In-Depth Activity Comments
When doing this activity you will probably be surprised at just how little people know about how contactless cards and smartphone apps like Apple Pay and Google Pay, work (unless they have worked in a bank). A main reason being that, as far as they are concerned, a contactless card is there to provide them with a quick way of paying for goods and services they are purchasing. They just need to know where to place it and how to wave it in front of the card reader. While the transaction is being processed, a green light shows on the terminal display. It will then show that the amount has been approved and has been taken from your account. People don't need their PIN except sometimes it will ask them to verify their identity.

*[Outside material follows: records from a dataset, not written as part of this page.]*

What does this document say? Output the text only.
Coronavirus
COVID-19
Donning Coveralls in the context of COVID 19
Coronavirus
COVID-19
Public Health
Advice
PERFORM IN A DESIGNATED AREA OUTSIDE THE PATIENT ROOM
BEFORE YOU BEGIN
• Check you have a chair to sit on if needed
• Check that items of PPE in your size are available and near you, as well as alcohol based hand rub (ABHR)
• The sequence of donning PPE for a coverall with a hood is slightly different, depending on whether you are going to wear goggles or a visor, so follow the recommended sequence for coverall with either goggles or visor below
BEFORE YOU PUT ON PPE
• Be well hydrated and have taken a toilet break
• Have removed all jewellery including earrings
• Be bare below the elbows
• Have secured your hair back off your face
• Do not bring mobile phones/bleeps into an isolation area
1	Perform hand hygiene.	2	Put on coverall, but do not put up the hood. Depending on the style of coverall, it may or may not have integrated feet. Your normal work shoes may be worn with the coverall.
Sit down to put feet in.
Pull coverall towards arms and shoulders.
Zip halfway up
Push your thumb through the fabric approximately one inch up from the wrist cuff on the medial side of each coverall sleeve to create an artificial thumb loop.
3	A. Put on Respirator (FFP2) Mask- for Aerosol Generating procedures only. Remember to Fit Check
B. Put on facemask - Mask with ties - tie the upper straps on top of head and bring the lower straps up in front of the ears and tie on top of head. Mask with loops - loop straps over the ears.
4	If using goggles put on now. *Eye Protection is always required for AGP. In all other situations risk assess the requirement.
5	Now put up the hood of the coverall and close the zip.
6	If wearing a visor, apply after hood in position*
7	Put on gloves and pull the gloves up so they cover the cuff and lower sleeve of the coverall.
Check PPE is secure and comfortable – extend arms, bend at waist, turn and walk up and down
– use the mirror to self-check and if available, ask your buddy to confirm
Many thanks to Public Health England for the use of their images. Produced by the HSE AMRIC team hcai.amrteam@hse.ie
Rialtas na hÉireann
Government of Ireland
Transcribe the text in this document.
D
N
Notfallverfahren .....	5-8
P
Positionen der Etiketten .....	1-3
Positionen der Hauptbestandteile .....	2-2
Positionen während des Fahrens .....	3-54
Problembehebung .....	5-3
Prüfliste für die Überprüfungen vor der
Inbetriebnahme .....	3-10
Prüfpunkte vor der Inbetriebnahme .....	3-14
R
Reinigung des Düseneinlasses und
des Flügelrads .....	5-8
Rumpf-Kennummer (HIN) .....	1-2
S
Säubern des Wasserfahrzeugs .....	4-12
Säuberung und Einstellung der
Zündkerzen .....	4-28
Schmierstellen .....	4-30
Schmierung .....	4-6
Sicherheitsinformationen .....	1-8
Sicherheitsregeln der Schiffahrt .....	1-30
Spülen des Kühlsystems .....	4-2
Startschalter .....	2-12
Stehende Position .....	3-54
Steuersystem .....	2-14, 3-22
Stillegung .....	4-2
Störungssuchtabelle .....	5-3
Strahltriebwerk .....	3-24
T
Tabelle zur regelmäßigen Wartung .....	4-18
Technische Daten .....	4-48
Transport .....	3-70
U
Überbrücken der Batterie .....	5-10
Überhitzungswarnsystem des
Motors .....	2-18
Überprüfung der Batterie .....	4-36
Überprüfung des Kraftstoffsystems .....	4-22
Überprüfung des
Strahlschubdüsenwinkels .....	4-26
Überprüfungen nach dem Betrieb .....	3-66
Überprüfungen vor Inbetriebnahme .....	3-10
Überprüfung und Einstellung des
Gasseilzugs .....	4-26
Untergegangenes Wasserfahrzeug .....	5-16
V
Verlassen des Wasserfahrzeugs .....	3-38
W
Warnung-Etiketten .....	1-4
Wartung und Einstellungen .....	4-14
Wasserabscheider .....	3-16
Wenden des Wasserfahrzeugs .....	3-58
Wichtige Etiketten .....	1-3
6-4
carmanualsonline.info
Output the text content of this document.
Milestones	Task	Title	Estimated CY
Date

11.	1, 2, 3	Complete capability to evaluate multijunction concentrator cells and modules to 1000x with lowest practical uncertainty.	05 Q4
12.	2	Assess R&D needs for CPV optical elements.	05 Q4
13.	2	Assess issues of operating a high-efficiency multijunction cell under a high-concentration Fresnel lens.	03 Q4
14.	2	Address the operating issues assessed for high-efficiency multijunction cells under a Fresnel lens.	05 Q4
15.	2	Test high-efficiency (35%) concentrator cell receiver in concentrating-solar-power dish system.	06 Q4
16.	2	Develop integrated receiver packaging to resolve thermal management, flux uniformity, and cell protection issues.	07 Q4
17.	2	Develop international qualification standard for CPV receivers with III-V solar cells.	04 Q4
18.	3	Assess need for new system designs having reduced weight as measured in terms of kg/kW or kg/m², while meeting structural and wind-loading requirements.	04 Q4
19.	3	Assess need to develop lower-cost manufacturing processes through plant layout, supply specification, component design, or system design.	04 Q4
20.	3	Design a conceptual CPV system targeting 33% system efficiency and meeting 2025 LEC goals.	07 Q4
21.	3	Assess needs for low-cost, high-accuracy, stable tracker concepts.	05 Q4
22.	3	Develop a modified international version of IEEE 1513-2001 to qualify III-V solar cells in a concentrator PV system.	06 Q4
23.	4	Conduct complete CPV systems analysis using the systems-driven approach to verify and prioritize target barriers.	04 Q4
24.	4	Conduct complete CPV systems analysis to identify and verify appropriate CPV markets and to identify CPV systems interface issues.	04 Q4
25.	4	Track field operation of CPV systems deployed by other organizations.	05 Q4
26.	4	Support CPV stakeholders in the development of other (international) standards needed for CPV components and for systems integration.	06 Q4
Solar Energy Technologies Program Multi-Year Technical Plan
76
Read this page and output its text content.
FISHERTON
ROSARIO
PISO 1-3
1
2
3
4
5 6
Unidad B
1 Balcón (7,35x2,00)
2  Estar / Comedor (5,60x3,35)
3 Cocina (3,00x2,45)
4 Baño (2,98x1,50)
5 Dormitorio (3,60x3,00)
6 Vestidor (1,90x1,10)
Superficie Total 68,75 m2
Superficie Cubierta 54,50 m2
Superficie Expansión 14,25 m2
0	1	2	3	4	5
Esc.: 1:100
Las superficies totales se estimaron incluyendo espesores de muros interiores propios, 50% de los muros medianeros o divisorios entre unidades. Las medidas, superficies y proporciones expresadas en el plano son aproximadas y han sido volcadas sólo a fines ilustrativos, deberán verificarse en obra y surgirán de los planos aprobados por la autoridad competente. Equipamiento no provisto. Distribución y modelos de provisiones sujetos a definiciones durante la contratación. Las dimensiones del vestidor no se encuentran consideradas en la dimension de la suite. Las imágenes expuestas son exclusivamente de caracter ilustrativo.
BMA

It is only when unexpected things happen (e.g. it does not activate, they get charged twice) that they may start to wonder how the contactless card or a smartphone Pay app works. The information that is sent between the contactless card/Pay app and terminal uses radio-frequency identification for making secure payments. The card has an embedded chip in it that emits radio waves allowing consumers to wave their card over the payment terminal at the point of sale. This system picks up the signal and processes the transaction. The maximum amount you can pay for something using the card varies from country to country, for example, in the UK it is currently £100. The reason for this is to prevent fraud. Because no signature or PIN verification is typically required, contactless purchases are often limited.
You can use your contactless card any number of times a day. Many banks, however, will set a daily spending limit. They will receive confirmation that their payment has been sent. The amount that can be sent is limited (e.g. up to £250 each day). Card readers are only supposed to recognize cards that are no more than 5 cm from the scanner but some customers have reported being charged while their wallets or purses were still in their pocket or handbag. Contactless payments are covered by most banks anti-fraud guarantee. A card can only be used a few times before the bank asks for a PIN number so it is unlikely that it will ever be used for purchasing large numbers of goods.
Some of the questions asked are difficult to answer. For example, how does the card work? All you can see is the wave symbol on the card. You have never been told what is written on it. You have to infer from your knowledge of banking how smart it is. Most of us are unlikely to have thought much about many of the questions asked. So, we make inferences on the spot from our limited knowledge about such systems. This is what we mean by ad hoc reasoning. We also frequently use analogies, e.g. 'well it is like any other smartcard, such as an Oyster Card, in an attempt to explain. Some of these inferences maybe appropriate and others not. What did you find when you asked other people? You may have discovered that their explanations were quite different. It is quite common for there to be variability between people's explanations of the same system. Also did you find that people used incorrect analogies, superstition or even bizarre models to explain their understanding? People can be quite creative when forced to provide explanations when they have no idea! Another issue that is important to think about is whether you really are eliciting a person's mental model, when asking such questions. How do you know what they say reflects the knowledge they use when interacting with a device? This question has taxed researchers for many years and there is a whole literature on how to elicit mental models and how to determine whether they are really the knowledge representations people use in their activities.